The Embryo Banking Strategy
For women with endometriosis who respond poorly to stimulation (which is common with reduced ovarian reserve from prior surgery or ongoing disease), an embryo banking strategy may be recommended: accumulate embryos from multiple retrieval cycles before testing and transferring.
This strategy substantially increases total cost because each retrieval adds $12,000 to $18,000 in medications and procedure fees. But if your per-cycle blastocyst yield is low (1–2 per retrieval), banking over 2–3 cycles before PGT-A testing gives you a larger pool of euploid embryos to work with.
The Adenomyosis Complication
Adenomyosis — endometriosis within the uterine muscle wall — can affect IVF outcomes in ways that endometriosis alone doesn’t. Some evidence suggests that severe adenomyosis significantly reduces implantation rates. Treatment options are limited (GnRH agonist suppression before transfer, in severe cases), and IVF with a gestational carrier may be considered for women with severe adenomyosis and repeated IVF failures.
ACOG and ASRM note that endometriosis-related infertility is one of the most heterogeneous conditions in reproductive medicine — outcomes vary enormously depending on stage, location, prior surgery history, and ovarian reserve. Your IVF cost will be shaped by where you sit in that spectrum. Get a clear assessment of your specific situation before accepting a generic treatment plan.
What Insurance Covers for Endometriosis-Related IVF
Laparoscopic surgery for endometriosis is typically covered under surgical benefits (not IVF benefits). ERA testing is sometimes covered, sometimes not. The IVF itself is covered in mandate states.

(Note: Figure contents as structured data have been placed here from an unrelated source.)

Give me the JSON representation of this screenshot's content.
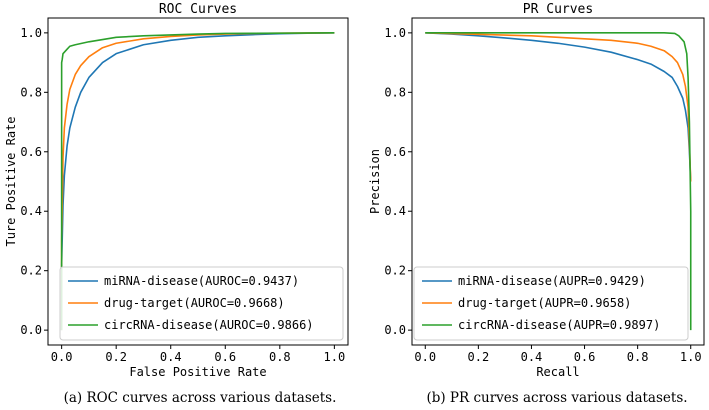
{
  "chart_data": [
    {
      "type": "line",
      "title": "ROC Curves",
      "xlabel": "False Positive Rate",
      "ylabel": "Ture Positive Rate",
      "xlim": [
        0.0,
        1.0
      ],
      "ylim": [
        0.0,
        1.0
      ],
      "xticks": [
        "0.0",
        "0.2",
        "0.4",
        "0.6",
        "0.8",
        "1.0"
      ],
      "yticks": [
        "0.0",
        "0.2",
        "0.4",
        "0.6",
        "0.8",
        "1.0"
      ],
      "grid": false,
      "legend_position": "lower-right",
      "caption": "(a)   ROC curves across various datasets.",
      "series": [
        {
          "name": "miRNA-disease(AUROC=0.9437)",
          "color": "#1f77b4",
          "x": [
            0.0,
            0.0,
            0.005,
            0.01,
            0.02,
            0.03,
            0.05,
            0.07,
            0.1,
            0.15,
            0.2,
            0.3,
            0.4,
            0.5,
            0.6,
            0.7,
            0.8,
            0.9,
            1.0
          ],
          "y": [
            0.0,
            0.22,
            0.42,
            0.52,
            0.62,
            0.68,
            0.75,
            0.8,
            0.85,
            0.9,
            0.93,
            0.96,
            0.975,
            0.985,
            0.99,
            0.994,
            0.997,
            0.999,
            1.0
          ]
        },
        {
          "name": "drug-target(AUROC=0.9668)",
          "color": "#ff7f0e",
          "x": [
            0.0,
            0.0,
            0.005,
            0.01,
            0.02,
            0.03,
            0.05,
            0.07,
            0.1,
            0.15,
            0.2,
            0.3,
            0.4,
            0.5,
            0.6,
            0.7,
            0.8,
            1.0
          ],
          "y": [
            0.0,
            0.3,
            0.58,
            0.68,
            0.76,
            0.81,
            0.86,
            0.89,
            0.92,
            0.95,
            0.965,
            0.98,
            0.988,
            0.993,
            0.996,
            0.998,
            0.999,
            1.0
          ]
        },
        {
          "name": "circRNA-disease(AUROC=0.9866)",
          "color": "#2ca02c",
          "x": [
            0.0,
            0.0,
            0.002,
            0.005,
            0.01,
            0.015,
            0.02,
            0.03,
            0.05,
            0.1,
            0.2,
            0.3,
            0.4,
            0.5,
            0.6,
            0.8,
            1.0
          ],
          "y": [
            0.0,
            0.9,
            0.91,
            0.93,
            0.935,
            0.94,
            0.945,
            0.955,
            0.96,
            0.97,
            0.985,
            0.99,
            0.993,
            0.996,
            0.998,
            0.999,
            1.0
          ]
        }
      ]
    },
    {
      "type": "line",
      "title": "PR Curves",
      "xlabel": "Recall",
      "ylabel": "Precision",
      "xlim": [
        0.0,
        1.0
      ],
      "ylim": [
        0.0,
        1.0
      ],
      "xticks": [
        "0.0",
        "0.2",
        "0.4",
        "0.6",
        "0.8",
        "1.0"
      ],
      "yticks": [
        "0.0",
        "0.2",
        "0.4",
        "0.6",
        "0.8",
        "1.0"
      ],
      "grid": false,
      "legend_position": "lower-left",
      "caption": "(b) PR curves across various datasets.",
      "series": [
        {
          "name": "miRNA-disease(AUPR=0.9429)",
          "color": "#1f77b4",
          "x": [
            0.0,
            0.1,
            0.2,
            0.3,
            0.4,
            0.5,
            0.6,
            0.7,
            0.8,
            0.85,
            0.9,
            0.93,
            0.95,
            0.97,
            0.98,
            0.99,
            0.995,
            1.0
          ],
          "y": [
            1.0,
            0.996,
            0.99,
            0.983,
            0.975,
            0.965,
            0.952,
            0.935,
            0.91,
            0.895,
            0.87,
            0.85,
            0.82,
            0.78,
            0.74,
            0.68,
            0.6,
            0.5
          ]
        },
        {
          "name": "drug-target(AUPR=0.9658)",
          "color": "#ff7f0e",
          "x": [
            0.0,
            0.2,
            0.4,
            0.6,
            0.7,
            0.8,
            0.85,
            0.9,
            0.93,
            0.95,
            0.97,
            0.98,
            0.99,
            1.0
          ],
          "y": [
            1.0,
            0.995,
            0.99,
            0.98,
            0.975,
            0.965,
            0.955,
            0.94,
            0.92,
            0.9,
            0.86,
            0.82,
            0.75,
            0.5
          ]
        },
        {
          "name": "circRNA-disease(AUPR=0.9897)",
          "color": "#2ca02c",
          "x": [
            0.0,
            0.2,
            0.4,
            0.6,
            0.8,
            0.9,
            0.94,
            0.955,
            0.965,
            0.975,
            0.985,
            0.99,
            0.995,
            1.0,
            1.0
          ],
          "y": [
            1.0,
            1.0,
            1.0,
            1.0,
            1.0,
            1.0,
            0.998,
            0.99,
            0.98,
            0.97,
            0.93,
            0.85,
            0.7,
            0.4,
            0.0
          ]
        }
      ]
    }
  ]
}
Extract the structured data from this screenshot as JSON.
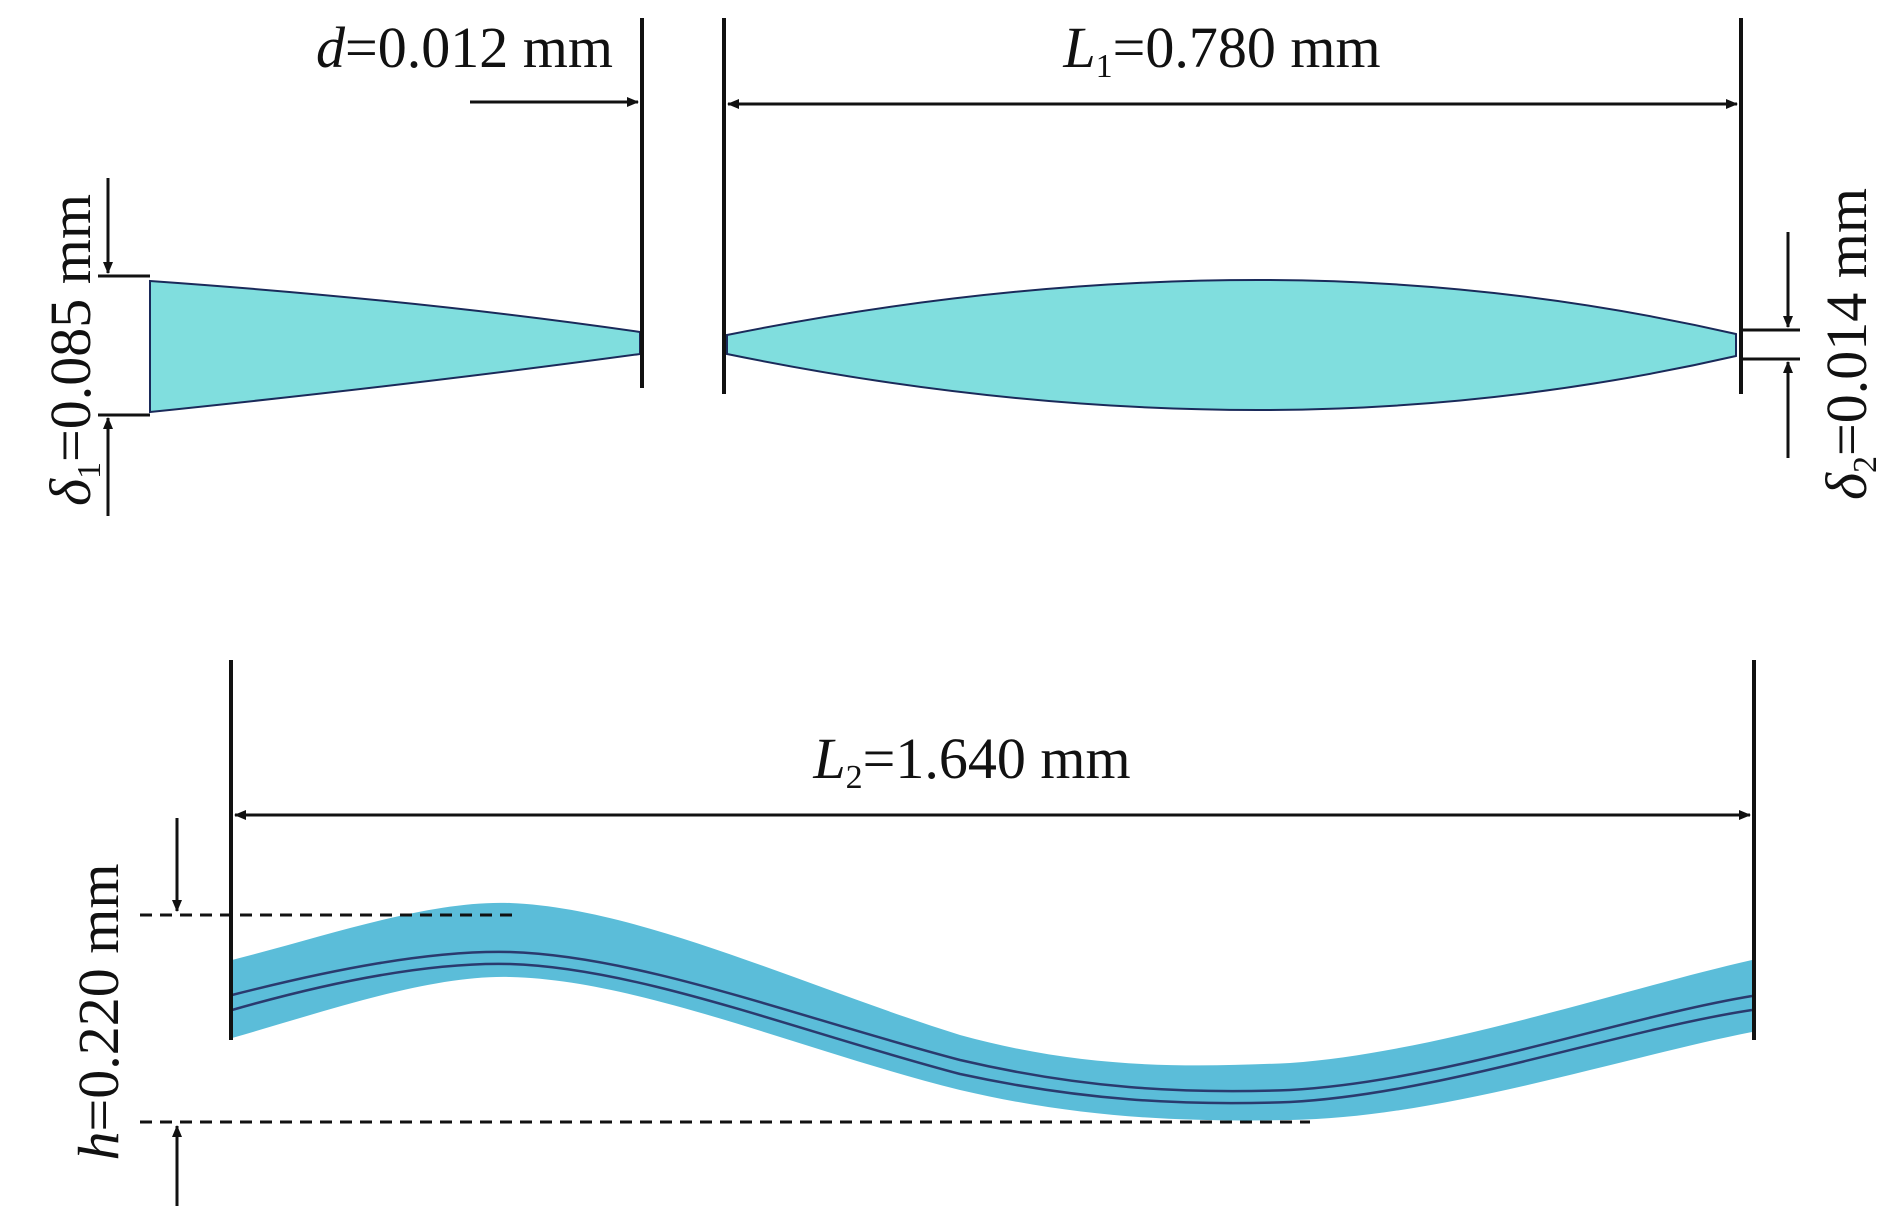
{
  "top_diagram": {
    "gap_label": {
      "symbol": "d",
      "value": "=0.012 mm"
    },
    "length1_label": {
      "symbol": "L",
      "sub": "1",
      "value": "=0.780 mm"
    },
    "delta1_label": {
      "symbol": "δ",
      "sub": "1",
      "value": "=0.085 mm"
    },
    "delta2_label": {
      "symbol": "δ",
      "sub": "2",
      "value": "=0.014 mm"
    }
  },
  "bottom_diagram": {
    "length2_label": {
      "symbol": "L",
      "sub": "2",
      "value": "=1.640 mm"
    },
    "height_label": {
      "symbol": "h",
      "value": "=0.220 mm"
    }
  },
  "colors": {
    "fin_fill": "#80dede",
    "wave_fill": "#5bbdd9",
    "line": "#111111",
    "centerline": "#2a3a6e"
  }
}
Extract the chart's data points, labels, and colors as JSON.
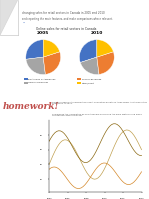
{
  "page_title_line1": "changing sales for retail sectors in Canada in 2005 and 2010",
  "page_text1": "and reporting the main features, and make comparisons where relevant.",
  "bullet": "•",
  "chart_title": "Online sales for retail sectors in Canada",
  "year1": "2005",
  "year2": "2010",
  "slices_2005": [
    0.27,
    0.25,
    0.28,
    0.2
  ],
  "slices_2010": [
    0.3,
    0.22,
    0.28,
    0.2
  ],
  "colors_2005": [
    "#4472c4",
    "#a5a5a5",
    "#ed7d31",
    "#ffc000"
  ],
  "colors_2010": [
    "#4472c4",
    "#a5a5a5",
    "#ed7d31",
    "#ffc000"
  ],
  "legend_labels": [
    "Electronics & Appliances",
    "Food & Beverage",
    "Home Furnishings",
    "Other/Sport"
  ],
  "legend_colors": [
    "#4472c4",
    "#ed7d31",
    "#a5a5a5",
    "#ffc000"
  ],
  "startangle_2005": 90,
  "startangle_2010": 90,
  "bg_color": "#ffffff",
  "homework_text": "homework!",
  "homework_color": "#c0504d",
  "body_text2": "Find the appropriate information about population growth of three major Australian cities from 2004 to 2014.",
  "body_text3": "Summarise the information by selecting and describing the main features and make comparisons where relevant.",
  "line_color": "#c0a050",
  "line_color2": "#8b6914"
}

If you’re in a non-mandate state, endometriosis treatment that leads to IVF is often covered as a gynecological/surgical condition even when IVF itself isn’t — specifically the diagnostic and operative aspects.
Bottom Line
IVF with endometriosis costs $15,000 to $50,000 per attempt once you factor in the potential for pre-IVF surgery, ERA testing, freeze-all FET cycles, and reduced ovarian reserve requiring more stimulation. The additional costs are driven by your specific stage and history — not every endometriosis patient needs every add-on. Work with a RE who specializes in endometriosis-associated infertility to build a cost-effective plan tailored to your case.